Ideally, there should be a predilection toward actually cutting approval processes, forms and other time-consuming activities where practical and that means actually repealing some legislation or parts thereof. Stupid offences too, and there are certainly plenty of those, should also be on the legislative chopping block.
So really, the ALP might be happy with their work and so too the cross-benchers closely linked with the government, but the question is, should we the people and should the businesses of this country be jumping for joy too?
The Prime Minister often remarks, particularly in the parliament that her Labor Government are “getting things done” and the number of bills passed obviously does bear out this argument, although this does equal more regulation and “red tape” for business and the individual. It can also, by implication mean that policies and programs are being rushed and established processes not being followed correctly as has been alleged on a number of times over the period of both the Rudd and Gillard Government’s.
This argument is also borne out in the case of the Australia Network tender process which was deeply flawed, rushed, changed and awarded to the ABC in perpetuity despite recommendations to the contrary.
Today the Auditor-General released a report into the botched tender process which does not make for good reading for a government that is trying to gain a foothold to climb the gap that exists in the polls just under 18 months out from the next federal election.
The tender for the Australia Network was for a $223 million contract to broadcast news content overseas, an important form of what is termed “soft diplomacy”- in short, displaying through various media the Australian culture, values and policies which we think will make our nation an attractive place to continue to visit and conduct business with.
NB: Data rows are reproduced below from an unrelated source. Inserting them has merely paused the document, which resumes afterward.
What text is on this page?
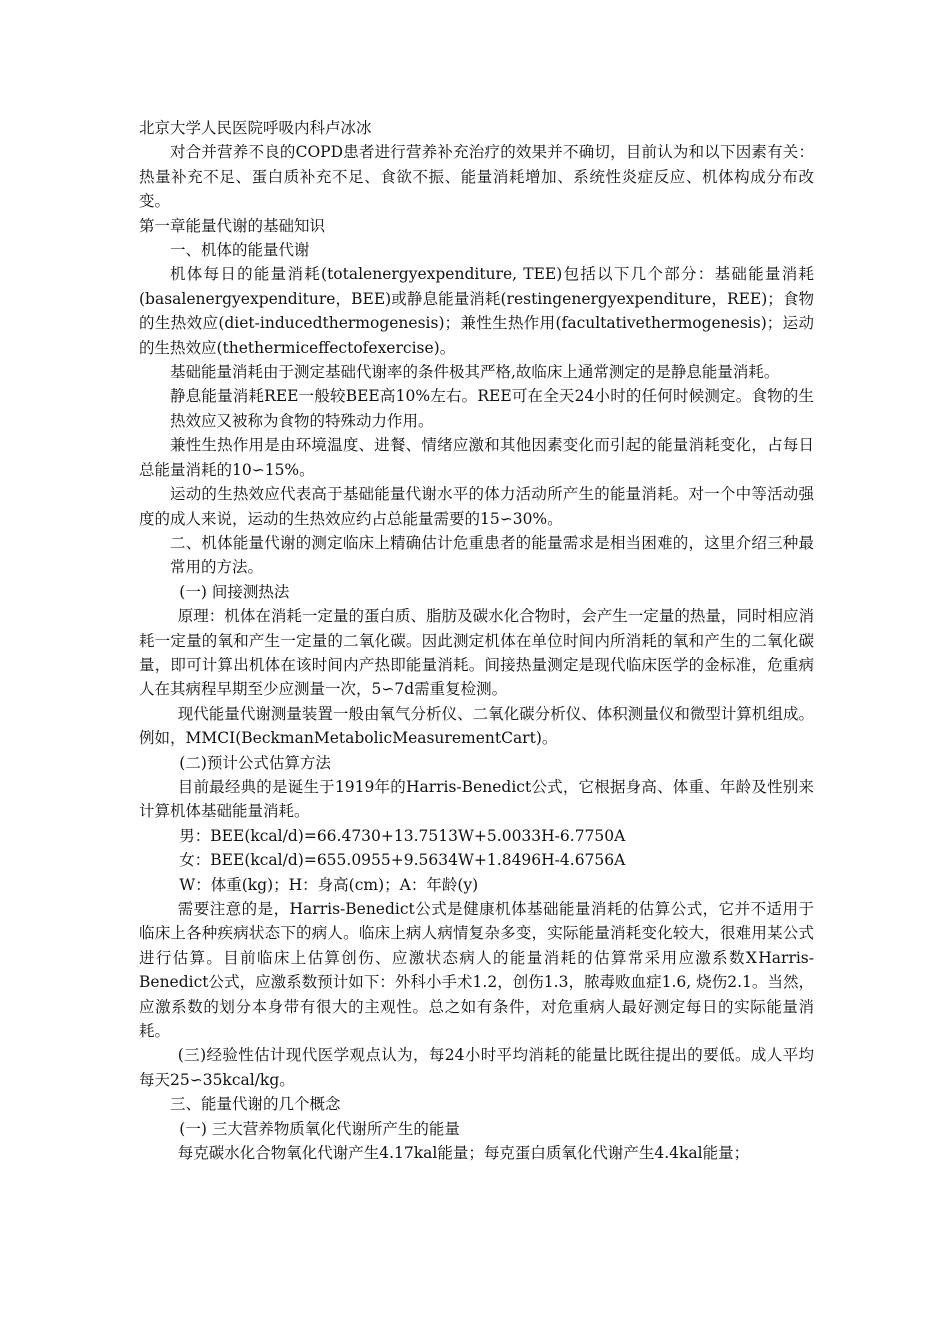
北京大学人民医院呼吸内科卢冰冰

对合并营养不良的COPD患者进行营养补充治疗的效果并不确切，目前认为和以下因素有关：热量补充不足、蛋白质补充不足、食欲不振、能量消耗增加、系统性炎症反应、机体构成分布改变。

第一章能量代谢的基础知识

一、机体的能量代谢

机体每日的能量消耗(totalenergyexpenditure, TEE)包括以下几个部分：基础能量消耗(basalenergyexpenditure，BEE)或静息能量消耗(restingenergyexpenditure，REE)；食物的生热效应(diet-inducedthermogenesis)；兼性生热作用(facultativethermogenesis)；运动的生热效应(thethermiceffectofexercise)。

基础能量消耗由于测定基础代谢率的条件极其严格,故临床上通常测定的是静息能量消耗。

静息能量消耗REE一般较BEE高10%左右。REE可在全天24小时的任何时候测定。食物的生热效应又被称为食物的特殊动力作用。

兼性生热作用是由环境温度、进餐、情绪应激和其他因素变化而引起的能量消耗变化，占每日总能量消耗的10∽15%。

运动的生热效应代表高于基础能量代谢水平的体力活动所产生的能量消耗。对一个中等活动强度的成人来说，运动的生热效应约占总能量需要的15∽30%。

二、机体能量代谢的测定临床上精确估计危重患者的能量需求是相当困难的，这里介绍三种最常用的方法。

(一) 间接测热法

原理：机体在消耗一定量的蛋白质、脂肪及碳水化合物时，会产生一定量的热量，同时相应消耗一定量的氧和产生一定量的二氧化碳。因此测定机体在单位时间内所消耗的氧和产生的二氧化碳量，即可计算出机体在该时间内产热即能量消耗。间接热量测定是现代临床医学的金标准，危重病人在其病程早期至少应测量一次，5∽7d需重复检测。

现代能量代谢测量装置一般由氧气分析仪、二氧化碳分析仪、体积测量仪和微型计算机组成。例如，MMCI(BeckmanMetabolicMeasurementCart)。

(二)预计公式估算方法

目前最经典的是诞生于1919年的Harris-Benedict公式，它根据身高、体重、年龄及性别来计算机体基础能量消耗。

男：BEE(kcal/d)=66.4730+13.7513W+5.0033H-6.7750A

女：BEE(kcal/d)=655.0955+9.5634W+1.8496H-4.6756A

W：体重(kg)；H：身高(cm)；A：年龄(y)

需要注意的是，Harris-Benedict公式是健康机体基础能量消耗的估算公式，它并不适用于临床上各种疾病状态下的病人。临床上病人病情复杂多变，实际能量消耗变化较大，很难用某公式进行估算。目前临床上估算创伤、应激状态病人的能量消耗的估算常采用应激系数ⅩHarris-Benedict公式，应激系数预计如下：外科小手术1.2，创伤1.3，脓毒败血症1.6, 烧伤2.1。当然，应激系数的划分本身带有很大的主观性。总之如有条件，对危重病人最好测定每日的实际能量消耗。

(三)经验性估计现代医学观点认为，每24小时平均消耗的能量比既往提出的要低。成人平均每天25∽35kcal/kg。

三、能量代谢的几个概念

(一) 三大营养物质氧化代谢所产生的能量

每克碳水化合物氧化代谢产生4.17kal能量；每克蛋白质氧化代谢产生4.4kal能量；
Initially, the process was under the purview of the Department of Foreign Affairs and Trade and its minister at the time, Kevin Rudd, with departmental recommendations saying the government could extend the ABC contract or put the contract out to tender, with the department arguing to keep the contract with the Australian Broadcasting Corporation.
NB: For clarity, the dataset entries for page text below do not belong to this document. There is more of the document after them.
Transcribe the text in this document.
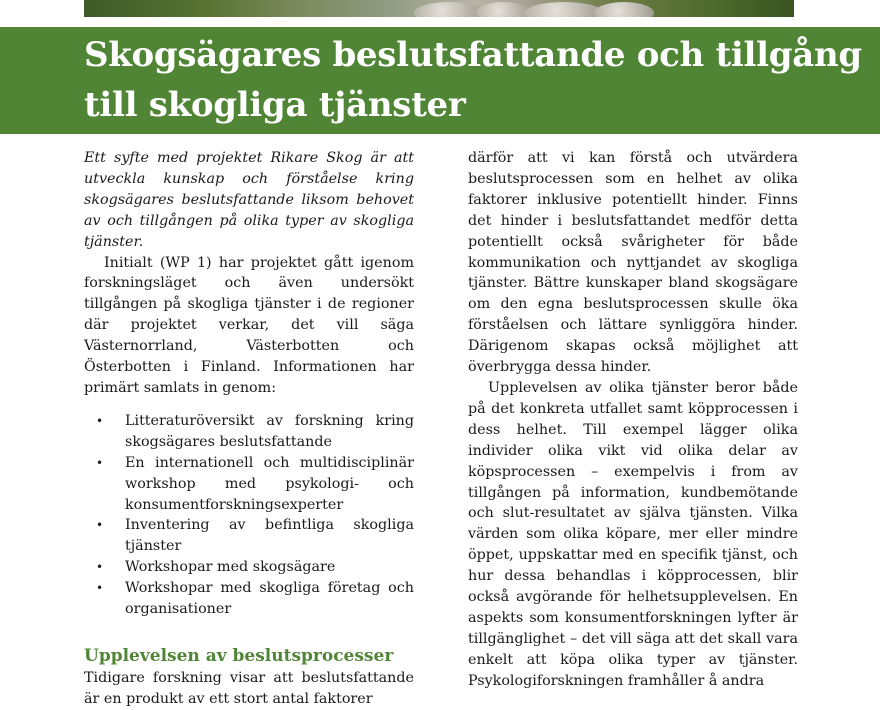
Skogsägares beslutsfattande och tillgång till skogliga tjänster

Ett syfte med projektet Rikare Skog är att utveckla kunskap och förståelse kring skogsägares beslutsfattande liksom behovet av och tillgången på olika typer av skogliga tjänster.

Initialt (WP 1) har projektet gått igenom forskningsläget och även undersökt tillgången på skogliga tjänster i de regioner där projektet verkar, det vill säga Västernorrland, Västerbotten och Österbotten i Finland. Informationen har primärt samlats in genom:

• Litteraturöversikt av forskning kring skogsägares beslutsfattande
• En internationell och multidisciplinär workshop med psykologi- och konsumentforskningsexperter
• Inventering av befintliga skogliga tjänster
• Workshopar med skogsägare
• Workshopar med skogliga företag och organisationer
Upplevelsen av beslutsprocesser

Tidigare forskning visar att beslutsfattande är en produkt av ett stort antal faktorer

därför att vi kan förstå och utvärdera beslutsprocessen som en helhet av olika faktorer inklusive potentiellt hinder. Finns det hinder i beslutsfattandet medför detta potentiellt också svårigheter för både kommunikation och nyttjandet av skogliga tjänster. Bättre kunskaper bland skogsägare om den egna beslutsprocessen skulle öka förståelsen och lättare synliggöra hinder. Därigenom skapas också möjlighet att överbrygga dessa hinder.

Upplevelsen av olika tjänster beror både på det konkreta utfallet samt köpprocessen i dess helhet. Till exempel lägger olika individer olika vikt vid olika delar av köpsprocessen – exempelvis i from av tillgången på information, kundbemötande och slut-resultatet av själva tjänsten. Vilka värden som olika köpare, mer eller mindre öppet, uppskattar med en specifik tjänst, och hur dessa behandlas i köpprocessen, blir också avgörande för helhetsupplevelsen. En aspekts som konsumentforskningen lyfter är tillgänglighet – det vill säga att det skall vara enkelt att köpa olika typer av tjänster. Psykologiforskningen framhåller å andra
The Minister for Foreign Affairs subsequently decided that the contract should be put to tender, with the winner of the contract granted a long contract to provide the news service.
The audit found that before the tender was awarded, that both the Prime Minister’s office and that of the Communications Minister, Senator Stephen Conroy were aware of which party would win the tender.
Then the weirdness escalated- the government began seeking advice as to whether the final nod of approval could be transferred to the Communications Minister from the DFAT Secretary Dennis Richardson and it was.
The tender then underwent significant changes and the leaks began in earnest. These leaks revealed that twice the tender board recommended Sky News be awarded the contract. They were not.
The Government walked away from the tender process after the leaks were reported in the press and then proceeded to award the contract permanently to the ABC which had previously been the broadcaster of the Australia Network.
This flawed process could legitimately be seen as both a symptom of a government in trouble politically and electorally, floundering in the polls and trying to rush to “get things done” and also as a result of a toxic relationship between Prime Minister Julia Gillard and former Minister for Foreign Affairs, Kevin Rudd, whose department should have had the final say on the award of the sizeable contract.
As a result, the government have had to pay compensation for a failure in managing a process and even managing internal relationships between MPs who should be seeking to achieve the same ends regardless of conflicts in personality. Not only that, but the ALP Government have added another failed process to the list of mistakes only adding to the poor perceptions of Prime Minister Gillard and her MP’s.